Days after the amalgamation of the HDFC Bank and HDFC, IDFC First Bank has announced merger of its parent IDFC Ltd with itself in an all-stock transaction, marking another major deal in the Indian banking space. The boards of IDFC First Bank and IDFC have approved the reverse merger.


Stock of IDFC opened 4 per cent higher on Tuesday after the company declared the share swap ratio for its long-awaited merger with its banking arm. IDFC Ltd closed at Rs 109.90 on the NSE and IDFC First Bank closed at Rs 81.70 on Monday.


The bank did not provide the likely valuation of the merged entity, however, based on Monday's closing prices of the two companies on the BSE, the valuation is Rs 71,767 crore.


An IDFC shareholder will get 155 shares for every 100 shares she/he holds in the bank under the proposed reverse merger scheme. Both stocks have a face value of Rs 10 each, IDFC First Bank said in a statement. The share exchange ratio will result in a premium of about 20 per cent on the closing market price of the shares of IDFC vis-a-vis IDFC First Bank as of June 30, 2023.


Anil Singhvi, chairman, IDFC, said the merger is the last phase of IDFC's corporate restructuring and will help create a financial services provider that offers seamless delivery of services to customers. It will augment operational efficiency for the merged entity and create synergies for our shareholders.


Following the merger, the standalone book value per share of the bank will increase by 4.9 per cent, as calculated on the audited financials as of March 2023, it said, adding as of June 2023, IDFC through its non-financial holding company, owned 39.93 per cent in IDFC First Bank.

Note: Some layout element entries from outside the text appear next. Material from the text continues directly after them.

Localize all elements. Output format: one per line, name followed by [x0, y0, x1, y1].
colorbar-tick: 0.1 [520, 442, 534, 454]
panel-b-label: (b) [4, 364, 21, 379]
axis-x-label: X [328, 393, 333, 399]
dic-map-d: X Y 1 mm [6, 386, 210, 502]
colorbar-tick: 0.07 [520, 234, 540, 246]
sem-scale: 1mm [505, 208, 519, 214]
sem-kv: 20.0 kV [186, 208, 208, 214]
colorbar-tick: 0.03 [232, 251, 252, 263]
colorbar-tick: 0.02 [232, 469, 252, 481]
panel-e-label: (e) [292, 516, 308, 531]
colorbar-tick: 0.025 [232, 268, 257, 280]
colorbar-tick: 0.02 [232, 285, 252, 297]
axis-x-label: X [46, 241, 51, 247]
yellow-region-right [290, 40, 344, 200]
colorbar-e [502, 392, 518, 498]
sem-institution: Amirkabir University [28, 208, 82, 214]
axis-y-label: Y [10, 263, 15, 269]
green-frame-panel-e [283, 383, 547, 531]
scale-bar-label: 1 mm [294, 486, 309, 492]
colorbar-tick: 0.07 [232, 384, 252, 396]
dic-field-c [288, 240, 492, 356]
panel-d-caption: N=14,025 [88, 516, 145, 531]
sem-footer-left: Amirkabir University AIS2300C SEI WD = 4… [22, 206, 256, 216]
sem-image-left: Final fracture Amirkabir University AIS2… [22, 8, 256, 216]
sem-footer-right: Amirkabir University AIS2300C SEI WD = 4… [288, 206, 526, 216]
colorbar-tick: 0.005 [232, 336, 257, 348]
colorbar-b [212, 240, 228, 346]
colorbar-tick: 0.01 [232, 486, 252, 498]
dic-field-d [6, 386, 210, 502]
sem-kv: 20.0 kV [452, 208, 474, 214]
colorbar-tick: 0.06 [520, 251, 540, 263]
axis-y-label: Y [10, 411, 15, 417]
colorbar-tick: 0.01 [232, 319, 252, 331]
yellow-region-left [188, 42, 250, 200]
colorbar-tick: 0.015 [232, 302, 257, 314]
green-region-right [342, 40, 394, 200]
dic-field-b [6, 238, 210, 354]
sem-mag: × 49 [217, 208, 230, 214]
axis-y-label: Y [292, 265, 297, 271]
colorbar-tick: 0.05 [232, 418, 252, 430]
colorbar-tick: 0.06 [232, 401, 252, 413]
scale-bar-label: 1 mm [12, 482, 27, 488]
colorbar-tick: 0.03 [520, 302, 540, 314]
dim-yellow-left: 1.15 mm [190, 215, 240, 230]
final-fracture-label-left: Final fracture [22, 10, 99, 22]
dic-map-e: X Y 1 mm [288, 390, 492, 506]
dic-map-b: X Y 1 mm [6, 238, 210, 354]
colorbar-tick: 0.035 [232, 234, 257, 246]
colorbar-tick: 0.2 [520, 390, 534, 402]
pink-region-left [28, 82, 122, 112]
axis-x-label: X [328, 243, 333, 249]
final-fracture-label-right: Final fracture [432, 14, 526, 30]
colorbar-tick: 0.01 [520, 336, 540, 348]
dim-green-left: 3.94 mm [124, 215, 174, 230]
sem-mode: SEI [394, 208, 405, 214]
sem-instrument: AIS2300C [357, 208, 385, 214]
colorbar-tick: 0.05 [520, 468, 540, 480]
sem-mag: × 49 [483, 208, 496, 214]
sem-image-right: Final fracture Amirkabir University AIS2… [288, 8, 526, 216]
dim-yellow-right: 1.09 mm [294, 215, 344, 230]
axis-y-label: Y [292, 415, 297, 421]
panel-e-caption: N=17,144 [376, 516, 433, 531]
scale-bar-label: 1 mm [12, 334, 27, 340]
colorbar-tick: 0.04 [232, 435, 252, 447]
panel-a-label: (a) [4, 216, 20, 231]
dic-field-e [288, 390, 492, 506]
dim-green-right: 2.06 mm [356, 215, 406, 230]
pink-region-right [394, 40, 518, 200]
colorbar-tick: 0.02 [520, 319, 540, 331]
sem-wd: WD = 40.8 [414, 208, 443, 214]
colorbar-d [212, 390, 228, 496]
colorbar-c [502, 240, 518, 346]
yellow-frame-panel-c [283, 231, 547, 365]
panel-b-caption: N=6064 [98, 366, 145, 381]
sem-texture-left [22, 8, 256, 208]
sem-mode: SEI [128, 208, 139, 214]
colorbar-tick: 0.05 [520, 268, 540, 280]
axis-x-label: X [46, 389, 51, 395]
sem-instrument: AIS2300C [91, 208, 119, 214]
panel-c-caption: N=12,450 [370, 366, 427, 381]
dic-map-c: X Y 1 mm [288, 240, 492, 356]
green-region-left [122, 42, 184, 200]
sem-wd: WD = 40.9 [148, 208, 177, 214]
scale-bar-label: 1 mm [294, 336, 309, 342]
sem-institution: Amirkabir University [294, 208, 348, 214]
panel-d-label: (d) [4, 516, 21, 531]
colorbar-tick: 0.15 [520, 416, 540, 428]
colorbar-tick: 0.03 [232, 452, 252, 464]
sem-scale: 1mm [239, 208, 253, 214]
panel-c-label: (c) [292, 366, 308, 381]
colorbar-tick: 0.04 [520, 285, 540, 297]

IDFC First Bank's market capitalisation stood at Rs 54,311.48 crore at close today, after the stock rallied 3.2 per cent to Rs 81.94 on the BSE, while IDFC MCap stood at Rs 17,456 crore after its counter rallied 6.3 per cent to Rs 109.10, taking the combined value to Rs 71,767 crore.


Sanjeeb Chaudhuri, chairman, IDFC First Bank, said, "We now embark on the next phase of our growth journey towards our long-term vision, and the merger will create sustainable shareholder value in the years to come." 


IDFC was an infra lender in the private sector space, and following its bigger peers such as ICICI and IDBI, it also launched a banking subsidiary in 2015, IDFC Bank, but could not make a mark as the other two could do.


Effective July 1, India Inc's biggest merger came into effect when the mortgage major HDFC merged itself with its banking arm in an all-stock deal valued at $40 billion. Post-merger, announced on April 4, 2022, HDFC Bank is the world's fourth most valued bank with $200 billion in valuation after JP Morgan Chase, ICBC of China, and Bank of America.


The new giant, fully owned by public shareholders with no promoter entity, has a balance sheet of close to Rs 33 lakh crore, with the assets alone sniffing at Rs 23 lakh crore and also the largest mortgage book with close to Rs 7 lakh crore of loans. The merger scheme is subject to all requisite approvals from the Reserve Bank, Sebi, Competition Commission, National Company Law Tribunal, and stock exchanges, and shareholders of both entities.


IDFC began as an infra lender in 1997. It got in-principle approval from the RBI to set up a bank in April 2014, and in October 2015, it launched IDFC Bank when on-tap licensing began, following which loans and liabilities of IDFC were transferred to the bank.


Since the merger, the bank built a deposit franchise that has grown 36 per cent annually since then, and has reached Rs 1,36,812 crore as of March 2023. The bank has also increased its low-cost CASA ratio from 8.6 at the merger with Capital First to 49.77 per cent as of March 2023. The bank has 809 branches and runs 925 ATMs. Its loan book stood at Rs 1,60,599 crore with a balance sheet of Rs 2,39,942 crore as of March 2023.


V Vaidyanathan, MD, IDFC First Bank, said, "We have built a strong deposit franchise, digital innovation, customer-friendly products, strong capital buffer, growing profitability and high corporate governance".